The return home is a little more subdued, we get back to the guesthouse where the guys thrive on a little time with the girls. Laura Michelle is thrilled to have her luggage. I take the guys back to the church, return and start getting ready for service. There is a problem when I return. The girls let me know that some of their jewelry had been taken out of their room while they were out and about today. This immediately changes all of the dynamics of our stay here, yet I don’t have time to realize it since we need to get going to church. I ask the girls to make sure, they do and just before leaving for church I let the manager know that the girls had someone steal some of their jewelry. We go to church with a cloud hanging over us. I preach on the parable of the invitations to the feast. We are all fighting to be right and do right for the church at this time. No, we won’t be talking about what happened.

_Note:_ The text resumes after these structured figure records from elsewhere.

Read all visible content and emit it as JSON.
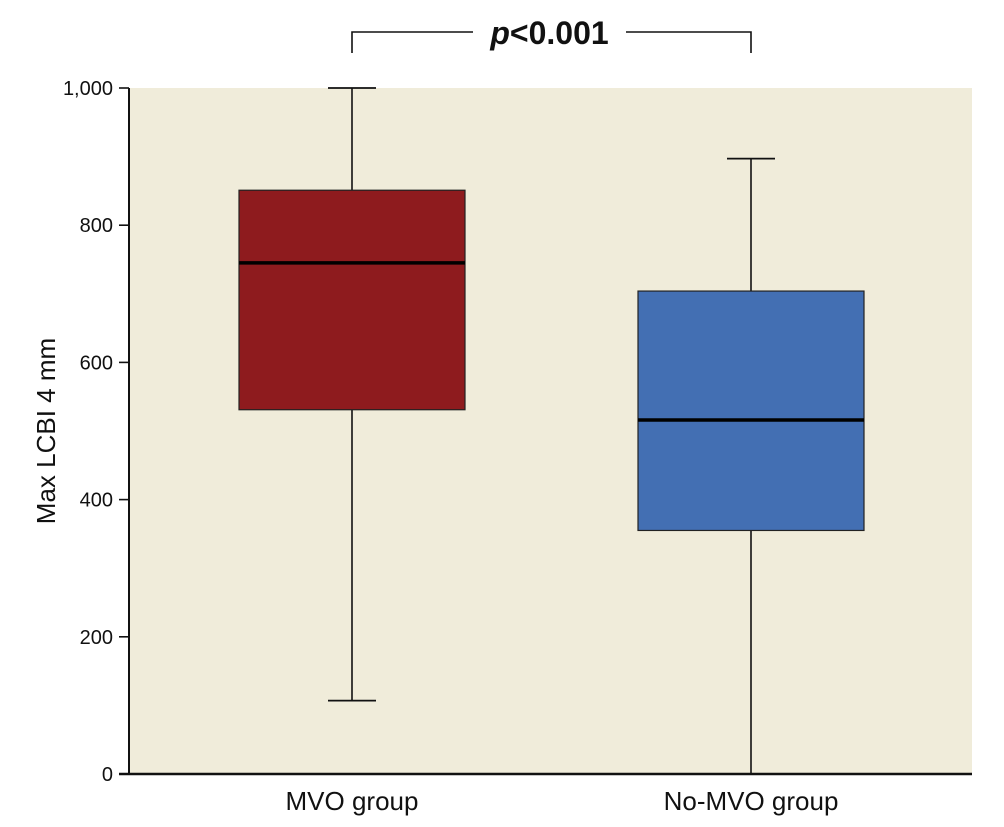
{
  "chart_data": {
    "type": "boxplot",
    "ylabel": "Max LCBI 4 mm",
    "xlabel": "",
    "ylim": [
      0,
      1000
    ],
    "yticks": [
      0,
      200,
      400,
      600,
      800,
      1000
    ],
    "ytick_labels": [
      "0",
      "200",
      "400",
      "600",
      "800",
      "1,000"
    ],
    "grid": false,
    "background": "#f0ecda",
    "groups": [
      {
        "name": "MVO group",
        "whisker_low": 107,
        "q1": 531,
        "median": 745,
        "q3": 851,
        "whisker_high": 1000,
        "color": "#8e1b1e"
      },
      {
        "name": "No-MVO group",
        "whisker_low": 0,
        "q1": 355,
        "median": 516,
        "q3": 704,
        "whisker_high": 897,
        "color": "#436fb3"
      }
    ],
    "annotation": {
      "italic": "p",
      "rest": "<0.001"
    }
  }
}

After, the rounds of taking people home, we make it back to the guest house, where the owner, the manager and a subdued gardener sitting on the floor against the wall await us. I send Joan and the girls to the girl’s room while I hear what is going on. They are terribly sorry, and nothing like this has ever happened before. The manager had done some investigating of her own and found the jewelry wrapped up in a towel in the gardener’s shed. He must have reached inside the open window and grabbed the jewelry. I am listening and watching as they confess for the gardener. They end with a return of the jewelry and letting me know that the gardener’s future is now in my hands. I ask him a few questions: church? 7th day, family: wife and kids. I have always made it clear in my actions that I believe a crime needs to be punished. Something doesn’t sit right, and I just thank them, and tell them they can handle the gardener any way they think is appropriate. I go back to the girls and Joan and share the story. The girls see to many holes in the story. First of all the jewelry wasn’t sitting out in the open by the window, it was in a case in a suitcase. They insist that it must have been someone in the room not just reaching through the window. Yes, we all felt uncomfortable with our South African (am I casting stereotypes) manager insisting on cleaning our rooms despite our protests and then after cleaning leaving the windows wide open. It has been a long day for all of us.
We go to sleep that night, but things are just not right in paradise.